3. After a suitable time, choose a few groups to present their findings. Make sure that one group presents the 4000 problem.
4. Discuss what they have done. Let them know that not all problems have answers.
5. Give them time to write down their favourite two extensions of the 400 problem along with their solution of one of these.

Session 4

Now we increase the number of zeros to consider the m0000 problem. This has answers and links nicely with the m00 problem.

Background
The 40000 Problem: Below are two subtraction problems.
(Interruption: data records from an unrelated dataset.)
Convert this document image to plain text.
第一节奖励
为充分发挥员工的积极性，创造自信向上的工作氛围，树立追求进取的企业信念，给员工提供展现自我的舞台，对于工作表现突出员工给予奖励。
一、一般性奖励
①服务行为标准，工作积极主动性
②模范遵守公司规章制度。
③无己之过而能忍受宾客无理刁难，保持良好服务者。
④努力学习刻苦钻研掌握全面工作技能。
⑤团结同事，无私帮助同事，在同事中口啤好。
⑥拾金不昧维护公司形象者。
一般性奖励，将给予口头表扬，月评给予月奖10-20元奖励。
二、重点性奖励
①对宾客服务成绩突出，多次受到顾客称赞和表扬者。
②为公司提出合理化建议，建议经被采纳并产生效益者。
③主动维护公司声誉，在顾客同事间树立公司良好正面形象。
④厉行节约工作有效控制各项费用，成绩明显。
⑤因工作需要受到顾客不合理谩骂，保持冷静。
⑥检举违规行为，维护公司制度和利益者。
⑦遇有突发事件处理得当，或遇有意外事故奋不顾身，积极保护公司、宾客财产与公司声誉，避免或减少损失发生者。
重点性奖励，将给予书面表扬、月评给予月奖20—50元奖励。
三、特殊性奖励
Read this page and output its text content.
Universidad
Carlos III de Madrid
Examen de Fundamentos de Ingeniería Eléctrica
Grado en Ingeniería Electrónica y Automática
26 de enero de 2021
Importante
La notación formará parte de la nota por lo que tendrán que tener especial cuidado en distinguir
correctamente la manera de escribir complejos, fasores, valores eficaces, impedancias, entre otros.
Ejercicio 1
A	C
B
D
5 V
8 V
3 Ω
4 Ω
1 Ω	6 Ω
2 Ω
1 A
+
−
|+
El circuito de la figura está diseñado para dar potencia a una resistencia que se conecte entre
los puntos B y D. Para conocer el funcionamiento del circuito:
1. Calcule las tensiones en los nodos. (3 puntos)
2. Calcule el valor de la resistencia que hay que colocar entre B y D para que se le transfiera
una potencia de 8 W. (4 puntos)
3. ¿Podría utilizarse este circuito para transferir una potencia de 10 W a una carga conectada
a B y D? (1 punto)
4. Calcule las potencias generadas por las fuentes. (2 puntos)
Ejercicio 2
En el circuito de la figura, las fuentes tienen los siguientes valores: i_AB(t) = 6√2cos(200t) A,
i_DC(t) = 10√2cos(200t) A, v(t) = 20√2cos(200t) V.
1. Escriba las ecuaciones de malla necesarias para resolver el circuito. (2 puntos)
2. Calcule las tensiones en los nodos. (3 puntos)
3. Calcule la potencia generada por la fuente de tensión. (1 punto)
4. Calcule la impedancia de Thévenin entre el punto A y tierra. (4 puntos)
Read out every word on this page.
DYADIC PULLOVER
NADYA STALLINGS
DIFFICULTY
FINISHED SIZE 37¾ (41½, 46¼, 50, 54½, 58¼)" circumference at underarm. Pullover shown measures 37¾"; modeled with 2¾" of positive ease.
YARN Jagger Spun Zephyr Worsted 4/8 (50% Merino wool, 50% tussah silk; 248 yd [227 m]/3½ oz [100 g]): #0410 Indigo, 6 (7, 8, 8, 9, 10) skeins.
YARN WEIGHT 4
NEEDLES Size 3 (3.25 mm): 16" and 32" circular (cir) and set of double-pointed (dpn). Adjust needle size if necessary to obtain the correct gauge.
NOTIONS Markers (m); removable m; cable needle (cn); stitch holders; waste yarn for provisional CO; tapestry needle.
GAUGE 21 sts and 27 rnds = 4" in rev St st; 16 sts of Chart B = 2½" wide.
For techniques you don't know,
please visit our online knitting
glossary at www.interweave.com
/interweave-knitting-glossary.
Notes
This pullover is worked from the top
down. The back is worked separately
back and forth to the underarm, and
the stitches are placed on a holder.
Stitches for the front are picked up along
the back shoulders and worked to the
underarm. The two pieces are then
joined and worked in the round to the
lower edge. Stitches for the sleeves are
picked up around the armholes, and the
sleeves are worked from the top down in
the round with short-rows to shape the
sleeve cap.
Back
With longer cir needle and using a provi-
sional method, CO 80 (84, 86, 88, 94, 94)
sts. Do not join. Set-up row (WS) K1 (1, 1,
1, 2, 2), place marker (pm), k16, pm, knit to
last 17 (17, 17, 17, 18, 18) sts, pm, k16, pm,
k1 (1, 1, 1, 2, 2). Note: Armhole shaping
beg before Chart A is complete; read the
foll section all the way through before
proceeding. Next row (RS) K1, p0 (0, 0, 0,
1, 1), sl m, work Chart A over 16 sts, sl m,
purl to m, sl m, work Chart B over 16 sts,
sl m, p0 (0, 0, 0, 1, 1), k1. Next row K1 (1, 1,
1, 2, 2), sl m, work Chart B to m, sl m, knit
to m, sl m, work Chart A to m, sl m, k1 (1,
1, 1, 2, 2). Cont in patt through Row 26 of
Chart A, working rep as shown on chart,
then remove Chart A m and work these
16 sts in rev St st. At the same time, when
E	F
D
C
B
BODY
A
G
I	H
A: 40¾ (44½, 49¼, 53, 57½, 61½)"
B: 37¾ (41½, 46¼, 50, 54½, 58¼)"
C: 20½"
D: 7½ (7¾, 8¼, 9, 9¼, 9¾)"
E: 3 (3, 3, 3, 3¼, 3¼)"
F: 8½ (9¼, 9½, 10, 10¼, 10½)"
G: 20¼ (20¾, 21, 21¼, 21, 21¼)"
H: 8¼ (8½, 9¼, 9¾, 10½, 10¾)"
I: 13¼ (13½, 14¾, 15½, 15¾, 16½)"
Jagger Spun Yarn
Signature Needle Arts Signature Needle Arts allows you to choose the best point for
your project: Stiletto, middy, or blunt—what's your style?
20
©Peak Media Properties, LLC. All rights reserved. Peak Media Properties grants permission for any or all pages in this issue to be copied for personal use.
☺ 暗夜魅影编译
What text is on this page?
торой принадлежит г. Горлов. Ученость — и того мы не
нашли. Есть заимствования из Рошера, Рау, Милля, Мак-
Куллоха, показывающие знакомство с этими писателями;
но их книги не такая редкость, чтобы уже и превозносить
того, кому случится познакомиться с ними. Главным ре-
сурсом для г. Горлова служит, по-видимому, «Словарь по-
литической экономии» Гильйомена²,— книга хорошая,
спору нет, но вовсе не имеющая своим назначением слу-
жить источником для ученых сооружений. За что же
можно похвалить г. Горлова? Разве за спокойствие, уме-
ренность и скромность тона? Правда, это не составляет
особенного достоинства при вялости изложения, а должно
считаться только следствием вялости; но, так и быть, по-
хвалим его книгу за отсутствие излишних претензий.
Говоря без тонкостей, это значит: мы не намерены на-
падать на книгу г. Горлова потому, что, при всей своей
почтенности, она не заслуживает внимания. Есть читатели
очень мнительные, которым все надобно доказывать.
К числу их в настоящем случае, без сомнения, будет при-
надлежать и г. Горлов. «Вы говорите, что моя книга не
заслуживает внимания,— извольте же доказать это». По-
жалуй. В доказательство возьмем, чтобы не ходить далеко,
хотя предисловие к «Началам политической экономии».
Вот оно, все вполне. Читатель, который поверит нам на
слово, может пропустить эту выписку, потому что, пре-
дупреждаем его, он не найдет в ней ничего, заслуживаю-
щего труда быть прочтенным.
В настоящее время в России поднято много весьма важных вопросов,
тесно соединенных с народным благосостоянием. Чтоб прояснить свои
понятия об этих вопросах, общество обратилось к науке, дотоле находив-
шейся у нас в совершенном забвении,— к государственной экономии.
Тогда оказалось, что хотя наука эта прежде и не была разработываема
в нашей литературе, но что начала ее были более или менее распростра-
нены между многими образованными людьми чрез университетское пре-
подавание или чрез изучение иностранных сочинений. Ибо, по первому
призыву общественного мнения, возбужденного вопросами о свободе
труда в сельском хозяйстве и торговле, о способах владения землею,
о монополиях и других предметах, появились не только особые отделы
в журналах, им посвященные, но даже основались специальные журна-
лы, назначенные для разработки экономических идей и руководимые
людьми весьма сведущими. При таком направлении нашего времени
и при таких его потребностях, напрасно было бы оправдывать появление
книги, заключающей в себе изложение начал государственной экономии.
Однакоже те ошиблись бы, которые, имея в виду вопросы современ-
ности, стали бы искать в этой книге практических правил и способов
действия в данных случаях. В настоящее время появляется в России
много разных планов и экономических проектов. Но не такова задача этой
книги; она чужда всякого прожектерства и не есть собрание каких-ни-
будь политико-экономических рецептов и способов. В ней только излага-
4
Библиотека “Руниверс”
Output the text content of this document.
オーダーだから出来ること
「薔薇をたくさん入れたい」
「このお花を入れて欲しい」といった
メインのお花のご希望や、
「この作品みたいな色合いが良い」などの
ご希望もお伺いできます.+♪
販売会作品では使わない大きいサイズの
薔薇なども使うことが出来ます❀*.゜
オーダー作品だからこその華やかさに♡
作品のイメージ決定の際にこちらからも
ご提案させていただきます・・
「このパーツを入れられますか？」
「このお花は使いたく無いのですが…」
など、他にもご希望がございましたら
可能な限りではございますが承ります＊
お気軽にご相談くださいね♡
Both the answers they produce are the same.

Find a, b, c and d.

Using any of the previous methods, we find that a = 3, b = 6, c = 3 and d = 6.

It should now be possible to do the m0000 problem for m any digit. The obvious extensions of (i), (ii), (iii), and (iv) apply. The proofs follow exactly as in the m00 problem.

Teaching Sequence

1. Refresh the students’ memory of the unit so far. Discuss what generalisations and extensions there could be with no limit on the numbers or on the number of zeros.
2. Get them to concentrate on the 40000 problem. Let them tackle this in their groups.
3. Encourage them to try the m0000 problem. What results do they get? How are these results related to the m00 problem? What theorem do they get?
4. Let the students report back on the results they have found. Talk them through a proof of the theorem. (This can be done using the Method of Exhaustion.)
5. Ask the students to write a statement and proof of the theorem.

Session 5

Finally we get to the big overall result that has the original 400 problem as a special case and has been the motivation of this unit. On completing this session they should begin to see how mathematical areas are developed.

Background
The big result here is that if we have m with an even number of zeros we get a solution. The unknowns a, b, c, d, … are, in consecutive pairs, the same as we got in the m00 case. In other words ab = 9m, cd = 9m, … On the other hand if we have an odd number of zeros we get no solutions at all.

This is the big generalisation of the original 400 problem. Once we have this result, we can find the answer to the 400 problem by putting m = 4 and the number of zeros equal to 2.

The interesting thing on the proof side is that to prove this for a particular number of zeros all we have to do is to use the algebraic method. Just parallel Method 2 in the Background to Session 2 or the method in the Background to Session 3. Surprisingly, to prove it for an arbitrary number of zeros all at once can be done in the same way but needs just a little care. The problem is keeping track of the zeros associated with each unknown a, b, c, … We don’t give it here as it is a bit complicated.

However, the key to it is that the right hand side is always divisible by 11, whereas the left hand side is m times 99…9 with either an even number of 9s or an odd number of 9s. The former is divisible by 11 and so we can get values for a, b, c, … The latter is not divisible by 11 and so we cannot get values for a, b, c, …

Teaching Sequence

1. From the last Session it seems that there might be one final over-arching result here. Discuss what this might be. Produce a conjecture.
2. Let the students work in their groups to test the conjecture for various values of m and a different number of zeros.
3. Discuss how the conjecture might be proved.
4. Let students write a formal statement of the conjecture and attempt a proof.
5. Give the students the original problem. Can they all do it easily now?
6. Discuss the process that the class has been through with this unit. Talk about the way things have developed from the 400 problem, the proofs that have been used and the generalisations and extensions that have been made.